Anyone who has ever hiked a path or passed eighth-grade geometry might be wondering how one manages to get lost along the not-very-convoluted line of a circle. I’m wondering the very same thing.
I’d like to defend myself in saying that each of the large maps that were supposed to be standing along the trail, and which help make sense of the numbered posts on the trail, were missing. I’d also like to add that the Jordan Valley Pathway, marked by blue spray-painted dots on trailside trees, intersects with the North Country Trail, which also appears to be marked by blue spray-painted dots on trailside trees. Furthermore, the North Country Trail appears to break off into several offshoot trails.
Can I be certain of any of this? Absolutely not. Why? Because I had no map.
Wait. Check that. I had a map. But it was the kind of map you download from the Internet one minute after meeting a deadline for one story, and three minutes before dashing out the door to pack your backpack and hit the trail for your next story.
Thus: my map was a small map—8 1/2-by-11 inches, because that’s the paper size in the office printer. My map was also a vague map—basically, the pathway was drawn as a single thin black line, sometimes dotted, sometimes solid—uninterrupted by contours, elevation changes or lines denoting other, intersecting paths.
And that was a shame—not only because it contributed to our being lost, but also because it in no way revealed the fact that the Jordan River Pathway, tucked in the northeast corner of Antrim County, and the valley through which it runs is a luscious, 18,000-acre wild landscape replete with elevation changes (aka ridges and hills) that serve up a couple of the most spectacular vistas in the Lower Peninsula. Nor did the feeble squiggle that stood for the Jordan River in any way hint at the cold, clear, cedar rimmed waterway that is so lovely it became the first Michigan river to obtain the federal designation of Wild and Scenic River. A real map, a beautifully rendered map or even a nice technically accurate one, can somehow suggest the spirit of a landscape, but the lame-o map that I chose revealed practically nothing.
In my lighter moments, I like to think my lax attitude toward maps speaks to an unbridled spirit for discovery. A love of spontaneity. An as-yet-unconfirmed remnant of Hernando de Soto’s DNA burbling around in my veins. But in my darker moments—those generally involving witnesses—I have to admit: my lax attitude toward maps is a problem.

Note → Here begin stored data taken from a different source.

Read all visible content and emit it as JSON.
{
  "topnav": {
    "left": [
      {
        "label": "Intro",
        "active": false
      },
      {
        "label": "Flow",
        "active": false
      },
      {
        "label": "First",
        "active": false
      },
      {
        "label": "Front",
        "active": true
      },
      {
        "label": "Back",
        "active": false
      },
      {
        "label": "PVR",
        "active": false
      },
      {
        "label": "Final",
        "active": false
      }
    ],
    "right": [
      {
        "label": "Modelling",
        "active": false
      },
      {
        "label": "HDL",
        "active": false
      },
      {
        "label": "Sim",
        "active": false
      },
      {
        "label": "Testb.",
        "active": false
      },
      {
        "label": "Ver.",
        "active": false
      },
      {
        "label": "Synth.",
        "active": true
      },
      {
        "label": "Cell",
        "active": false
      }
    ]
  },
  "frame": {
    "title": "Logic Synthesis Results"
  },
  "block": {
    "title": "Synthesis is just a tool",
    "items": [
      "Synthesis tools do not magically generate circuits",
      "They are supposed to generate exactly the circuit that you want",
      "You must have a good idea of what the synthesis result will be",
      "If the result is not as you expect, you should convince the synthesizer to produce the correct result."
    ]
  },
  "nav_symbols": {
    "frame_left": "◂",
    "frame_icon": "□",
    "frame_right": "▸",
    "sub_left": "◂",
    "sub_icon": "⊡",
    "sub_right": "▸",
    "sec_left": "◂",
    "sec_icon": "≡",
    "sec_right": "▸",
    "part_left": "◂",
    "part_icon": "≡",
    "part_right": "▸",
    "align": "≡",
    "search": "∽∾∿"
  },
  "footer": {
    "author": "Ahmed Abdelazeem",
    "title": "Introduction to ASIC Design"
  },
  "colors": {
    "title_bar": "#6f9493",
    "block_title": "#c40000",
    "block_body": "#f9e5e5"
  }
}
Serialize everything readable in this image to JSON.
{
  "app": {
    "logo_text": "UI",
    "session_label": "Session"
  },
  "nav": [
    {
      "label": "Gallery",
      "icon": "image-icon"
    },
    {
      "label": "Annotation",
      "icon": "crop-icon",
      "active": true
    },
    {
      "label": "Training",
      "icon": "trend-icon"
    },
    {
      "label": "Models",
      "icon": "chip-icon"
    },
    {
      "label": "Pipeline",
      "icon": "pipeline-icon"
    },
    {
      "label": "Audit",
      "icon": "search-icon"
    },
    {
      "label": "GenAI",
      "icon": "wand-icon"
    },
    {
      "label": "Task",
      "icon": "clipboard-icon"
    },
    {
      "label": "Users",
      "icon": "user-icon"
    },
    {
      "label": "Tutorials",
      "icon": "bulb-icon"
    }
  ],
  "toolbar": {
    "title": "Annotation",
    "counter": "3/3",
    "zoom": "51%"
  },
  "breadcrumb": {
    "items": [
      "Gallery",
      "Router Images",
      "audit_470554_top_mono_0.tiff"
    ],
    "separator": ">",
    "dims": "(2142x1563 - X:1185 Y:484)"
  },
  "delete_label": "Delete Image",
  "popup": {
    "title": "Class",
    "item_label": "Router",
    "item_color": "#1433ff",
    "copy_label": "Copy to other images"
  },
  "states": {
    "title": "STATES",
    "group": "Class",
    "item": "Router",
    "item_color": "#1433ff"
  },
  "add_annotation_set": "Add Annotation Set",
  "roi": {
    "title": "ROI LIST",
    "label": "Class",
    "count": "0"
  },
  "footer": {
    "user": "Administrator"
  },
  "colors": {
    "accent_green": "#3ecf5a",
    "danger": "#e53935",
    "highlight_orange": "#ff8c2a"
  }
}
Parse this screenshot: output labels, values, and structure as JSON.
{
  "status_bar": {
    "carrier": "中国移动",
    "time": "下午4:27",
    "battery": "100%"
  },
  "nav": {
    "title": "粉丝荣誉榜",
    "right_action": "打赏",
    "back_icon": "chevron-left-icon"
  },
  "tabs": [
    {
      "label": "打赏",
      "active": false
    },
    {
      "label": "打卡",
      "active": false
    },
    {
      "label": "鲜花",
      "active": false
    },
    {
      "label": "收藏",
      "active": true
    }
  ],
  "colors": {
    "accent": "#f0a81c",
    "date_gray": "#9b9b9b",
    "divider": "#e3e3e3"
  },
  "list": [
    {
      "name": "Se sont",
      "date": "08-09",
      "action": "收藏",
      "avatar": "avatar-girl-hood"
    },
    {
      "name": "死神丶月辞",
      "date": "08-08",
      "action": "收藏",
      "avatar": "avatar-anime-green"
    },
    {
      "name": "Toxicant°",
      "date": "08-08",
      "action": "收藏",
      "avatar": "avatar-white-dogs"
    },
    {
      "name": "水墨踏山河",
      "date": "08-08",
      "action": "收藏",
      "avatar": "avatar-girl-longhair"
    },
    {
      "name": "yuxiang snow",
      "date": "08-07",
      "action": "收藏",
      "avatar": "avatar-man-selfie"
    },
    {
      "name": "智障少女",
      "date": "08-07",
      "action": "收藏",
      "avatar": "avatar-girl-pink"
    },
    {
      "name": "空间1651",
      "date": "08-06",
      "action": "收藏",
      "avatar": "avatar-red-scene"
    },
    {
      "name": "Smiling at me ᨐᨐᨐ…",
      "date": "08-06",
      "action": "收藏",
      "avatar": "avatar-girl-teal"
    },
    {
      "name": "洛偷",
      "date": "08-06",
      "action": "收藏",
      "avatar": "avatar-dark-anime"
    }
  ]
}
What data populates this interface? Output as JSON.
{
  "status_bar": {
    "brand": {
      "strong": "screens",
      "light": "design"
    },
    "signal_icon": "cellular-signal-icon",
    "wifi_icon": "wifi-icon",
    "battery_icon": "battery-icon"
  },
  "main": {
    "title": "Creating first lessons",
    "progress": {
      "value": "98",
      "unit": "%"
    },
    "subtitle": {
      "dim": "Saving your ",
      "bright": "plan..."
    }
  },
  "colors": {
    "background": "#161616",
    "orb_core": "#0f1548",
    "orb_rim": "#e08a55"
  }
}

I could bore you with dozen more tales like this. But that’s not the point. This is: I’ve always found my way out. Usually late. Sometimes only after heading back in. Often after turning in several circles. Never after asking directions. And always testing the patience of any who let me lead.
But I do find the way out. And clearly, as I sit here safely typing away, I live to tell the tale. So I feel kind of smug. Unless I’d gotten lost to begin with, what sort of tale would I have? And then, really, what kind of travel writer would I be?
With that in mind, I recommend a two-day hike on the Jordan Valley Pathway, and I do so with the same enthusiasm I felt when we came upon a marvelous view after climbing a hill out of the darkening woods just before sunset on day one of our hike. The hilltop, bathed in pink and gold light, looked as though it had cracked open the sky. A single bench sat under an awning of maple branches. For a few blissful minutes, my guy and I sat there together, cupped in the center of its sway-bottomed seat—hip to hip, hand in hand—watching the fingers of the fading sunbeams trickle across the treetops below.
Then my partner stood up. He had noticed there were no more blue dots on the trees. Was this our trail? He walked farther up the pathway. Came back. Retraced our steps back down the trail toward the woods. Came back again. “This isn’t the trail,” he said.
“I know,” I said, trying to sound concerned. We were lost.